Una fogliata di libri

Coetzee, ecco un grande autore v-i-v-e-n-t-e

Marco Archetti

Alcuni lettori dichiarano di leggere solo autori defunti, un'affermazione che riflette vanità e chiusura mentale. Tuttavia, aprirsi a nuove opere può portare scoperte inaspettate, come "Il polacco" di J.M. Coetzee, pubblicato nel 2023

Capita spesso di imbattersi in qualcuno – più di qualcuno, a dire il vero – che parlando di libri se ne esce con: “Ah, io leggo solo scrittori morti”. Non si capisce cosa intenda dire chi lo dice, che tipo di autocertificazione sia convinto di offrire e perché lo faccia.

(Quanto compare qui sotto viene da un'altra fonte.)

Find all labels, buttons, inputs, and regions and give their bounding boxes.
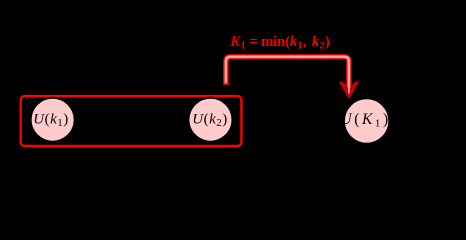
merge set rounded box <box>21 96 242 146</box>
svg-text:U(k2): U(k2) <box>192 112 228 130</box>
circle U(k2) <box>189 98 233 142</box>
arrowhead <box>340 82 358 98</box>
svg-text:U(K1): U(K1) <box>340 111 390 130</box>
circle U(k1) <box>31 98 75 142</box>
svg-text:U(k1): U(k1) <box>33 112 69 130</box>
arrow (tube) <box>226 57 349 91</box>
circle U(K1) <box>344 98 389 143</box>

Ma lo si perdona, il lettore è anche un animale vanesio che si crogiola mugolando in queste ovvietà di nicchia, ama dare in giro bigliettini da visita coi virgolettati di sé stesso e non sospetta di rendersi ridicolo. Eppure, ahinoi (che lettori lo siamo e quindi possiamo dirci la verità), spesso lo è: attacca bottoni inusitati, esibisce la propria macinata mercanzia di pagine, gigioneggia, adelpheggia e solfeggia; perfino Orazio nelle sue Satire prendeva in giro questo genere di pedanti che sventolano pagine.
 

I lettori, poi, non sono i lettori: ci sono infiniti sottogruppi, e per ogni sottogruppo esistono specifiche manie, vizi irrevocabili, ineguagliabili ossessioni, apriorismi e fanatismi – buffo che si dica: leggere ti rende più aperto, perché io no, io non sono aperto, io sono chiusissimo, e più leggo più mi chiudo, e chi non ama ciò che io amo ovviamente non capisce nulla.
 

Però ogni tanto bisogna pur andar contro ciò che si è, nella vita e nella pagina. Può non sfiorarci mai il sospetto di esserci persi qualcosa? Così arriva l’estate (che nel frattempo è passata) e uno che fa? Scorre le vituperate liste, decide di fidarsi di qualcuno – chi scrive, per esempio, cambia ogni anno compilatore di riferimento – e si trova a scoprire una serie di romanzi che non aveva letto e che aveva solo sfiorato, o che aveva visto ma era passato oltre.
 

“Il polacco”, per esempio. Un romanzo di J. M. Coetzee uscito nel 2023 – sì, lui, Coetzee, il misanglofono, il Grande Scostante, l’intervistato monosillabico, – che si è rivelato uno dei migliori romanzi letti negli ultimi anni. Un romanzo che sa dire l’indicibile non nel senso che sa dire ciò che non trova parole, ma che sa dire ciò che nemmeno accade: un pianista polacco, una donna spagnola, un innamoramento unilaterale, e niente, niente che sia vagamente romantico. Un amore che non lo è, una relazione che non lo è, un incontro che non lo è. Nessun cerchio che chiuda. Anche perché tra i due – che restano due sé – si frappone la lingua, che non è la loro lingua madre. Per il polacco e Beatriz – è questo il nome della donna organizzatrice della serata musicale durante la quale si conoscono – parlarsi è difficile, capirsi impossibile, desiderarsi non è gioiosamente reciproco, e la non comprensione è accettatta con una rassegnazione mai capace di ribellarsi al destino del rumore bianco – la lingua attraverso la quale (non) si intendono sembra solamente questo.
 

Il pianista non è un gran pianista, ne sappiamo quel poco che ne sa Beatriz (la narrazione segue solo lei) e ha un tratto perfino patetico, ma si sospetta ci sia altro in lui: ama Dante, dice che la Polonia fa schifo e si interroga su Dio e Maria con una domanda che fa tremare. E Beatriz, donna abbastanza comune, non ne è affascinata, ma si sospetta che lo sia. Un romanzo che dice: non sappiamo mai cosa rappresentiamo per gli altri. E che l’ignoranza dell’altro fa parte dell’esperienza che ne facciamo.
 

M. Coetzee – grande autore v-i-v-e-n-t-e – ci regala un racconto che ha l’autorevolezza di un classico, capace di descrivere la vita che non si vive, la vita che non si dice, gli incontri che non riescono. Eppure restano. Ma vai a sapere perché.